The client can now encrypt the two properties using that public key. Clients using JavaScript can use the crypto library. Note: The encrypted values must also be Base64 encoded to ensure correct transmission and decoding on the service side. The encrypt function performs both the encryption and Base64 encoding.
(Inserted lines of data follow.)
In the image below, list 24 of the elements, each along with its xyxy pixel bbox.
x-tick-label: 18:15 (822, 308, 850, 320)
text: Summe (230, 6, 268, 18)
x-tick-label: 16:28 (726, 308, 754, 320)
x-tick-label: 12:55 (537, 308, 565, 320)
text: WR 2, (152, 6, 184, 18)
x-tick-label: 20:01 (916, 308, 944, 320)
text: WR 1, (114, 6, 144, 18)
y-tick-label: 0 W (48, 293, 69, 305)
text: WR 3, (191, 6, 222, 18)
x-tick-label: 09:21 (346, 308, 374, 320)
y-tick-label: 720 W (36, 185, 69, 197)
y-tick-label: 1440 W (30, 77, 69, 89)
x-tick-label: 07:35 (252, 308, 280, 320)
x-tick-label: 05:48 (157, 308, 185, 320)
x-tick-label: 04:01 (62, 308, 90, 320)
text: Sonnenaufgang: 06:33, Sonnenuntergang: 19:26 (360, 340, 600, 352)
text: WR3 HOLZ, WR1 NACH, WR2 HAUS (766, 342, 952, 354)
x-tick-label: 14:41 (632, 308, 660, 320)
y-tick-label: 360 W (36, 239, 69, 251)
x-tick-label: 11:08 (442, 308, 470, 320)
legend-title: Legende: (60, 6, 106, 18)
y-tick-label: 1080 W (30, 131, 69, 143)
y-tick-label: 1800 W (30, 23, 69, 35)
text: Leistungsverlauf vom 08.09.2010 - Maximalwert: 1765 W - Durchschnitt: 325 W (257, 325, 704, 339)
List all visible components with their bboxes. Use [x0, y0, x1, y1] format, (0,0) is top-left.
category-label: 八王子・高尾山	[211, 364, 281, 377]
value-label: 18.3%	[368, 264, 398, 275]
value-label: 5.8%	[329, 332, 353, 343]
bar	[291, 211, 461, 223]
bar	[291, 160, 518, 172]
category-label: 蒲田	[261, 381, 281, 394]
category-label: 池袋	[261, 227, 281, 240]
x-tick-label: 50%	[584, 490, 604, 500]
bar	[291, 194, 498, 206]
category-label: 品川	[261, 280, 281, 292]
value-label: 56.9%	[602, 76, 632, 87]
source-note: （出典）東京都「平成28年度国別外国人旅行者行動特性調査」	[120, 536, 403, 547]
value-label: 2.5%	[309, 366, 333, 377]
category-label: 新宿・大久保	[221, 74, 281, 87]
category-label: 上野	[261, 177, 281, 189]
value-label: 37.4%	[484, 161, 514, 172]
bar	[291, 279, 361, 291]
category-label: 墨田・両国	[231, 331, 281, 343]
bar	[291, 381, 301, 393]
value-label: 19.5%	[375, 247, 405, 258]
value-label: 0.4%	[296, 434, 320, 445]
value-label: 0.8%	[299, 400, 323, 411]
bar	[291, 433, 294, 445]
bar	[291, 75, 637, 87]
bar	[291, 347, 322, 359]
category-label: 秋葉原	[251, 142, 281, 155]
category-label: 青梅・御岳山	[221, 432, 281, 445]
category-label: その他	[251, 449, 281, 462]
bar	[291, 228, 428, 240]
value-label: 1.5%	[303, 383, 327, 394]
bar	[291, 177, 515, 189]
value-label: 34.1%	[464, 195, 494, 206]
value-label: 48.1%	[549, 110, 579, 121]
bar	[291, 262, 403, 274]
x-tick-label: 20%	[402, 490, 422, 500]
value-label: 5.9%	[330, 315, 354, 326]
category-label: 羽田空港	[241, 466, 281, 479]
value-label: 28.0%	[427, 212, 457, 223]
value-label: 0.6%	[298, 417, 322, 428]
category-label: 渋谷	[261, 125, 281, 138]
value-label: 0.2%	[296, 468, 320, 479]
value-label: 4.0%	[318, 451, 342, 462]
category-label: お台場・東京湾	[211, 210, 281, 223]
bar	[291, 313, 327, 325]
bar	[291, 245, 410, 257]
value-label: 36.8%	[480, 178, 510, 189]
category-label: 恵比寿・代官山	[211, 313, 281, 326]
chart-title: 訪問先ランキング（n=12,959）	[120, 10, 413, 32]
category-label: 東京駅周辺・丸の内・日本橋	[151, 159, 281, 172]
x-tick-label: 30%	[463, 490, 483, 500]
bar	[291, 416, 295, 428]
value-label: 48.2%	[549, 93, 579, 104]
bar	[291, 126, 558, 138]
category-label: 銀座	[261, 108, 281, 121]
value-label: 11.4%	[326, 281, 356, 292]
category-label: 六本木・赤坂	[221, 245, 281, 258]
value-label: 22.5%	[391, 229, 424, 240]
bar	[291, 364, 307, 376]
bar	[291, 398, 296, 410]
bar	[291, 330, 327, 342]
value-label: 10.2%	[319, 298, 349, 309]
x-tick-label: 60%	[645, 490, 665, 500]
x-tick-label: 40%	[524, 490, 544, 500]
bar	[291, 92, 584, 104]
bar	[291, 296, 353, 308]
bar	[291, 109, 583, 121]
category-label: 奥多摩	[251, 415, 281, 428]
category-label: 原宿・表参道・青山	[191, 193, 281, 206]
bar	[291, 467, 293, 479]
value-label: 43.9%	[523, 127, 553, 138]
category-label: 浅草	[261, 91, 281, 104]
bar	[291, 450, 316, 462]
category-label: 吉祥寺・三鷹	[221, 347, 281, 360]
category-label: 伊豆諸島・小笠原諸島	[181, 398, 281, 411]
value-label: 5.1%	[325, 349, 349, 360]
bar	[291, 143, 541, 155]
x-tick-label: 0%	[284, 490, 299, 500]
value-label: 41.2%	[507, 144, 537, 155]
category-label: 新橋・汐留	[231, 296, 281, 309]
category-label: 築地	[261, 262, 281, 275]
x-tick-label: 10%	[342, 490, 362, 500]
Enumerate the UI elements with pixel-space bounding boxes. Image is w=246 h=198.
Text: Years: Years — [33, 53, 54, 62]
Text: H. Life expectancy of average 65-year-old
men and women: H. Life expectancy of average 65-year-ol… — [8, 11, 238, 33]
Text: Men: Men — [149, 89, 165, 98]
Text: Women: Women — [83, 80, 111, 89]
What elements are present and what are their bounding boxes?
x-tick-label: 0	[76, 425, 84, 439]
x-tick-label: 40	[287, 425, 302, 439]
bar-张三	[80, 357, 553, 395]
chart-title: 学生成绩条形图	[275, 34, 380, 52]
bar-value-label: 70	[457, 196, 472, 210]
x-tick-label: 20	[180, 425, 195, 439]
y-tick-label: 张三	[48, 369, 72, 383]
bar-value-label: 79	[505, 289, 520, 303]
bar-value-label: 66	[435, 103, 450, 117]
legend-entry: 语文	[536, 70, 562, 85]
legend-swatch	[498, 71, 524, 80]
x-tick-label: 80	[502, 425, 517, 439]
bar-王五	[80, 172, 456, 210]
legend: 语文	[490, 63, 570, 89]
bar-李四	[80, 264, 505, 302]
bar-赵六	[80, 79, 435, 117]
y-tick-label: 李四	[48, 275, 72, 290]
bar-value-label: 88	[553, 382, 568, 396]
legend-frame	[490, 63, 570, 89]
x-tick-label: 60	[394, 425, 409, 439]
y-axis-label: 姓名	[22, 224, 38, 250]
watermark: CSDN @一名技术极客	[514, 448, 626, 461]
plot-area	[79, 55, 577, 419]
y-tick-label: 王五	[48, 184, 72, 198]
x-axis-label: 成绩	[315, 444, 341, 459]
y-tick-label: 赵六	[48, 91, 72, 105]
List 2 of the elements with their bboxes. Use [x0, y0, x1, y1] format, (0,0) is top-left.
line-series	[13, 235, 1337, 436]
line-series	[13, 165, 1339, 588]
const crypto = require('crypto');

function encrypt(text, key) => {
  var buffer = Buffer.from(text);
  var encrypted = crypto.publicEncrypt(key, buffer);
  return encrypted.toString('base64');
};

const headers = {
  'Accept':'application/json',
  'Content-Type':'application/json',
  'Authorization': `Bearer ${currentClientCredentialsToken}`
};

const names = [ 'secret' ];

$.ajax({
  url: 'https://api.apiture.com/platform/publicEncryptionKeys',
  method: post',
  data: names,
  headers: headers,
  success: function(response) {
    // this is a rough outline...
    const username = .... // value from UI form ;
    const password = .... // value from UI form ;
    const secretPublicKey = response.keys.secret.publicKey;
    const secretId = response.keys.secret.id;
    const body = {
      username: encrypt(username, secretPublicKey);
      password: encrypt(password, secretPublicKey);
    };
    body.encryptedWith: {
      'username': secretId,
      'password': secretId
    };
    // pass the body to the API...
  },
  error: function(jqXHR jqXHR: jqXHR jqXHR, status: string, err: string) {
       // handle an error here
  }
})

The client creates a request body with the encrypted properties:

    const body = {
      username: encrypt(username, secretPublicKey);
      password: encrypt(password, secretPublicKey);
    };

Add encryptedWith Metadata to the Request

Finally, the client adds an encryptedWith object (encryptedWith) that contains metadata about the encrypted values. This is an object which maps the property name of each encrypted property in the JSON object to the id of the encryption key that the client used to encrypt that property. We used the same encryption key with the id "secret-48729783" to encrypt both username and password:

    body.encryptedWith = {
        'username': secretId,
        'password': secretId
      }
    };

In general, we must add an encryptedWith object to each object in the request that has encrypted data, including nested objects. For example, if the request had two objects a and b with encrypted properties x and y respectively:

{
  "a": {
    "x": "secret-value-1"
  },
  "b": {
    "y": "secret-value-1"
  }
}

we must add encryptedWith to both a and b after encrypting x and y. (That is, the encryptedWith object is always a direct sibling of each encrypted value.)

{
  "a" : {
     "x": "E34D2C1D05644410BB2B06A494D2BD3AC45607F21EA2EB435",
     "encryptedWith": {
       "x" : "secret-472939"
     }
  },
  "b" : {
     "y": "EA62EE8D14EC8BDF30C3FF4D77BA24AE69344C1E88B7250DA"
     "encryptedWith": {
       "y" : "secret-472939"
     }
  }
}

The client can then submit the updated request to the target API operation.

$.ajax({
  url: 'https://api.thirdparty.bank/auth/my/password',
  method: 'put',
  headers: headers,
  success: function(data) {
    ...
  },
  error: function(jqXHR jqXHR: jqXHR jqXHR, status: string, err: string) {
       // handle an error here
  }
})

Encryption Key Expiration and Rotation

The client can cache reuse the encryption keys. However, the keys expire after a period of time (several minutes, but not several hours). The getEncryptionKeys response includes the expiration time for each of the requested keys in the expiresAt property, a RFC 3339 date-time value in UTC time zone. The service automatically rotates the keys when they expire and returns a new id for the updated key after rotating the key. Thus, subsequent calls to getPublicEncryptionKeys return the same ids and expirations if the keys have not expired, or it may return new id values and expirations.